Zimbabwe’s embattled President Robert Mugabe abruptly resigned Tuesday, bringing a potentially peaceful end to a growing political crisis that had raised fears of a military crackdown or other violence.
Mugabe’s resignation was announced by the speaker of the country’s parliament, Jacob Mudenda. The BBC reported that Mugabe, 93, released a letter saying he’d made the decision to avoid further unrest and pave the way for a smoother transition of power in the country he’d ruled singlehandedly since it gained its independence in 1980.
The move could bring a rapid end to a crisis that was triggered when the country’s military ousted Mugabe in a bloodless coup last week.
It also came just two days after the ruling ZANU-PF party voted to remove Mugabe as president and head of the party and appointed his former Vice President Emmerson Mnangagwa to succeed him. Mugabe appeared on state television later that night to deliver what many believed would be his formal resignation speech. Instead, the aging leader talked about healing divisions in the country and said nothing about stepping down.
The Zimbabwean parliament responded by opening impeachment proceedings against Mugabe, a process that will now end given his resignation.
In a clear sign of just how much Mugabe’s fortunes had fallen, the BBC said members of parliament cheered when the resignation was announced, and that there were scenes of Zimbabweans dancing in the streets in the capital city of Harare.
The former president wasn’t the only member of the Mugabe family facing political pressure. ZANU-PF members had also ousted Zimbabwe’s controversial first lady Grace Mugabe, who many believed was poised to become her husband’s successor.
The crisis in Zimbabwe had looked liked it was about to get even worse
Sunday’s vote came about two weeks after Mugabe fired Mnangagwa, which led to tanks rolling through the streets of Harare while military leaders took over Zimbabwe’s state television and placed Mugabe under house arrest.
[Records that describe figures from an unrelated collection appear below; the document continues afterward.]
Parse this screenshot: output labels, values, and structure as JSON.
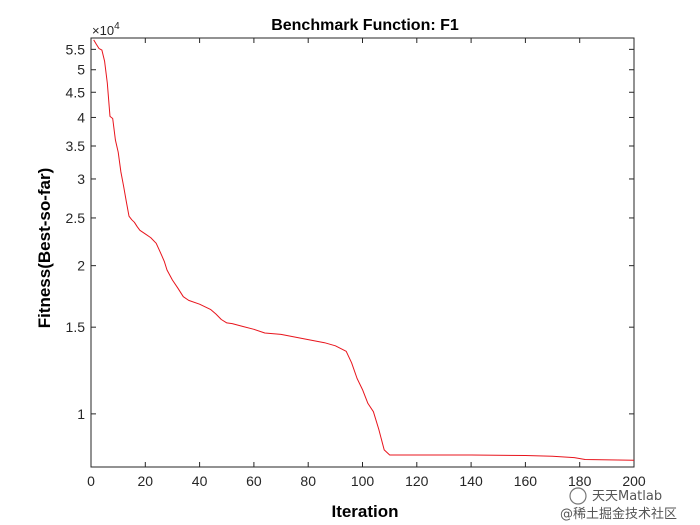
{
  "chart_data": {
    "type": "line",
    "title": "Benchmark Function: F1",
    "xlabel": "Iteration",
    "ylabel": "Fitness(Best-so-far)",
    "yscale": "log",
    "y_exponent_label": "×10",
    "y_exponent_power": "4",
    "xlim": [
      0,
      200
    ],
    "ylim": [
      7800,
      58000
    ],
    "x_ticks": [
      0,
      20,
      40,
      60,
      80,
      100,
      120,
      140,
      160,
      180,
      200
    ],
    "y_ticks": [
      {
        "value": 10000,
        "label": "1"
      },
      {
        "value": 15000,
        "label": "1.5"
      },
      {
        "value": 20000,
        "label": "2"
      },
      {
        "value": 25000,
        "label": "2.5"
      },
      {
        "value": 30000,
        "label": "3"
      },
      {
        "value": 35000,
        "label": "3.5"
      },
      {
        "value": 40000,
        "label": "4"
      },
      {
        "value": 45000,
        "label": "4.5"
      },
      {
        "value": 50000,
        "label": "5"
      },
      {
        "value": 55000,
        "label": "5.5"
      }
    ],
    "grid": false,
    "series": [
      {
        "color": "#e8141c",
        "x": [
          1,
          2,
          3,
          4,
          5,
          6,
          7,
          8,
          9,
          10,
          11,
          12,
          13,
          14,
          15,
          16,
          17,
          18,
          20,
          22,
          24,
          25,
          26,
          27,
          28,
          30,
          32,
          34,
          36,
          40,
          44,
          46,
          48,
          50,
          52,
          56,
          60,
          64,
          70,
          80,
          86,
          90,
          94,
          96,
          98,
          100,
          102,
          104,
          106,
          108,
          110,
          120,
          140,
          160,
          170,
          178,
          182,
          200
        ],
        "y": [
          57500,
          56300,
          55200,
          54800,
          52000,
          47000,
          40200,
          39800,
          36000,
          34000,
          31000,
          29000,
          27000,
          25200,
          24800,
          24500,
          24000,
          23600,
          23200,
          22800,
          22200,
          21600,
          21000,
          20400,
          19600,
          18700,
          18000,
          17300,
          17000,
          16700,
          16300,
          15950,
          15550,
          15300,
          15250,
          15050,
          14850,
          14600,
          14500,
          14150,
          13950,
          13750,
          13400,
          12700,
          11800,
          11200,
          10500,
          10100,
          9300,
          8450,
          8250,
          8250,
          8250,
          8230,
          8200,
          8150,
          8080,
          8050
        ]
      }
    ]
  },
  "watermark": {
    "line1": "天天Matlab",
    "line2": "@稀土掘金技术社区"
  }
}
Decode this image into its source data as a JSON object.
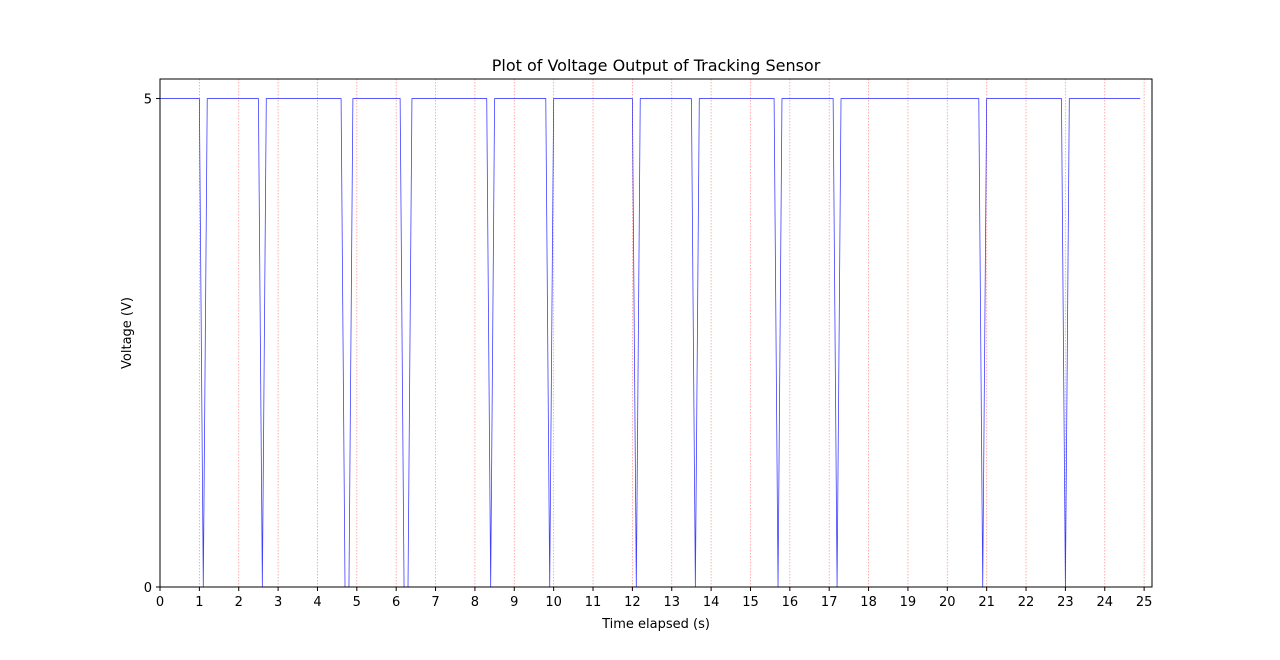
{
  "chart_data": {
    "type": "line",
    "title": "Plot of Voltage Output of Tracking Sensor",
    "xlabel": "Time elapsed (s)",
    "ylabel": "Voltage (V)",
    "xlim": [
      0,
      25.2
    ],
    "ylim": [
      0,
      5.2
    ],
    "xticks": [
      0,
      1,
      2,
      3,
      4,
      5,
      6,
      7,
      8,
      9,
      10,
      11,
      12,
      13,
      14,
      15,
      16,
      17,
      18,
      19,
      20,
      21,
      22,
      23,
      24,
      25
    ],
    "xtick_labels": [
      "0",
      "1",
      "2",
      "3",
      "4",
      "5",
      "6",
      "7",
      "8",
      "9",
      "10",
      "11",
      "12",
      "13",
      "14",
      "15",
      "16",
      "17",
      "18",
      "19",
      "20",
      "21",
      "22",
      "23",
      "24",
      "25"
    ],
    "yticks": [
      0,
      5
    ],
    "ytick_labels": [
      "0",
      "5"
    ],
    "grid": "x-only dotted",
    "colors": {
      "line": "#0000ff",
      "grid": "#ff9999"
    },
    "series": [
      {
        "x": [
          0,
          1.0,
          1.1,
          1.2,
          2.5,
          2.6,
          2.7,
          4.6,
          4.7,
          4.8,
          4.9,
          6.1,
          6.2,
          6.3,
          6.4,
          8.3,
          8.4,
          8.5,
          9.8,
          9.9,
          10.0,
          12.0,
          12.1,
          12.2,
          13.5,
          13.6,
          13.7,
          15.6,
          15.7,
          15.8,
          17.1,
          17.2,
          17.3,
          20.8,
          20.9,
          21.0,
          22.9,
          23.0,
          23.1,
          24.9
        ],
        "y": [
          5,
          5,
          0,
          5,
          5,
          0,
          5,
          5,
          0,
          0,
          5,
          5,
          0,
          0,
          5,
          5,
          0,
          5,
          5,
          0,
          5,
          5,
          0,
          5,
          5,
          0,
          5,
          5,
          0,
          5,
          5,
          0,
          5,
          5,
          0,
          5,
          5,
          0,
          5,
          5
        ]
      }
    ]
  }
}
Underlying all of this is a power struggle between the Mugabe family and Mnangagwa, who has plenty of military allies. As vice president, Mnangagwa was supposed to be next in line for the presidency. But there was increased speculation that the spot would go to Grace Mugabe, a controversial figure with few friends in the military or the ruling party.
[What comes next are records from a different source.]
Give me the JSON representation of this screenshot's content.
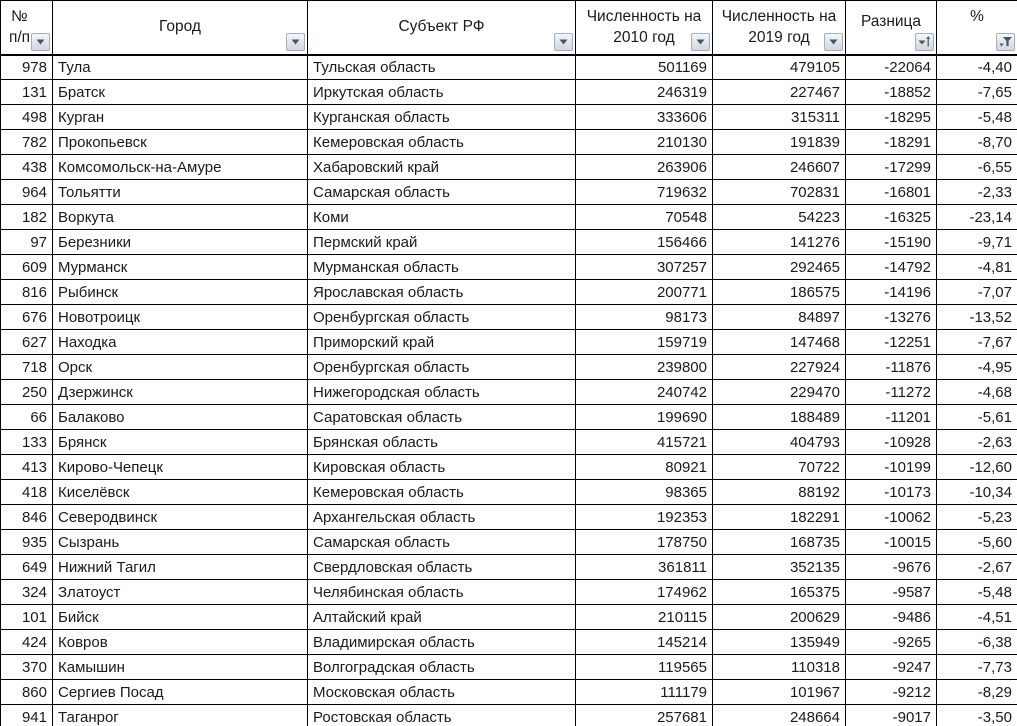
{
  "table": {
    "columns": [
      {
        "label": "№\nп/п",
        "filter_state": "dropdown"
      },
      {
        "label": "Город",
        "filter_state": "dropdown"
      },
      {
        "label": "Субъект РФ",
        "filter_state": "dropdown"
      },
      {
        "label": "Численность на\n2010 год",
        "filter_state": "dropdown"
      },
      {
        "label": "Численность на\n2019 год",
        "filter_state": "dropdown"
      },
      {
        "label": "Разница",
        "filter_state": "sorted-ascending"
      },
      {
        "label": "%",
        "filter_state": "filtered"
      }
    ],
    "rows": [
      [
        "978",
        "Тула",
        "Тульская область",
        "501169",
        "479105",
        "-22064",
        "-4,40"
      ],
      [
        "131",
        "Братск",
        "Иркутская область",
        "246319",
        "227467",
        "-18852",
        "-7,65"
      ],
      [
        "498",
        "Курган",
        "Курганская область",
        "333606",
        "315311",
        "-18295",
        "-5,48"
      ],
      [
        "782",
        "Прокопьевск",
        "Кемеровская область",
        "210130",
        "191839",
        "-18291",
        "-8,70"
      ],
      [
        "438",
        "Комсомольск-на-Амуре",
        "Хабаровский край",
        "263906",
        "246607",
        "-17299",
        "-6,55"
      ],
      [
        "964",
        "Тольятти",
        "Самарская область",
        "719632",
        "702831",
        "-16801",
        "-2,33"
      ],
      [
        "182",
        "Воркута",
        "Коми",
        "70548",
        "54223",
        "-16325",
        "-23,14"
      ],
      [
        "97",
        "Березники",
        "Пермский край",
        "156466",
        "141276",
        "-15190",
        "-9,71"
      ],
      [
        "609",
        "Мурманск",
        "Мурманская область",
        "307257",
        "292465",
        "-14792",
        "-4,81"
      ],
      [
        "816",
        "Рыбинск",
        "Ярославская область",
        "200771",
        "186575",
        "-14196",
        "-7,07"
      ],
      [
        "676",
        "Новотроицк",
        "Оренбургская область",
        "98173",
        "84897",
        "-13276",
        "-13,52"
      ],
      [
        "627",
        "Находка",
        "Приморский край",
        "159719",
        "147468",
        "-12251",
        "-7,67"
      ],
      [
        "718",
        "Орск",
        "Оренбургская область",
        "239800",
        "227924",
        "-11876",
        "-4,95"
      ],
      [
        "250",
        "Дзержинск",
        "Нижегородская область",
        "240742",
        "229470",
        "-11272",
        "-4,68"
      ],
      [
        "66",
        "Балаково",
        "Саратовская область",
        "199690",
        "188489",
        "-11201",
        "-5,61"
      ],
      [
        "133",
        "Брянск",
        "Брянская область",
        "415721",
        "404793",
        "-10928",
        "-2,63"
      ],
      [
        "413",
        "Кирово-Чепецк",
        "Кировская область",
        "80921",
        "70722",
        "-10199",
        "-12,60"
      ],
      [
        "418",
        "Киселёвск",
        "Кемеровская область",
        "98365",
        "88192",
        "-10173",
        "-10,34"
      ],
      [
        "846",
        "Северодвинск",
        "Архангельская область",
        "192353",
        "182291",
        "-10062",
        "-5,23"
      ],
      [
        "935",
        "Сызрань",
        "Самарская область",
        "178750",
        "168735",
        "-10015",
        "-5,60"
      ],
      [
        "649",
        "Нижний Тагил",
        "Свердловская область",
        "361811",
        "352135",
        "-9676",
        "-2,67"
      ],
      [
        "324",
        "Златоуст",
        "Челябинская область",
        "174962",
        "165375",
        "-9587",
        "-5,48"
      ],
      [
        "101",
        "Бийск",
        "Алтайский край",
        "210115",
        "200629",
        "-9486",
        "-4,51"
      ],
      [
        "424",
        "Ковров",
        "Владимирская область",
        "145214",
        "135949",
        "-9265",
        "-6,38"
      ],
      [
        "370",
        "Камышин",
        "Волгоградская область",
        "119565",
        "110318",
        "-9247",
        "-7,73"
      ],
      [
        "860",
        "Сергиев Посад",
        "Московская область",
        "111179",
        "101967",
        "-9212",
        "-8,29"
      ],
      [
        "941",
        "Таганрог",
        "Ростовская область",
        "257681",
        "248664",
        "-9017",
        "-3,50"
      ]
    ]
  },
  "colors": {
    "grid_border": "#000000",
    "cell_text": "#1a1a1a",
    "filter_icon": "#44546a",
    "filter_button_border": "#a3aec0",
    "filter_button_bg": "#e0e4ea"
  }
}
Grace Mugabe has not appeared in public since Wednesday, the New York Times reported.
Mugabe had been in power for 37 years. He became prime minister in 1980, the same year Zimbabwe gained independence from Great Britain. The country was once called the “breadbasket” of the region, but under Mugabe’s rule, Zimbabwe’s economy has declined sharply, in large part due to corruption and government mismanagement.
It’s clear Zimbabwe’s citizens want Mugabe out, but there’s still a lot of uncertainty about the country’s future and whether Mnangagwa or the military represents a real change. Nicknamed the “Crocodile,” the former vice president is widely seen as another ruthless strongman. That’s because he helped carry out many of Mugabe’s policies over the years and participated in a bloody crackdown on a minority ethic group in 1980.
“There is a healthy dose of trepidation because they know that the man who might take over is not Mr. Democracy,” Wilf Mbanga, editor of the online newspaper the Zimbabwean, told the New York Times. “His track record is not impressive. He’s got a messy past. Is he going to clean his act? We don’t know.”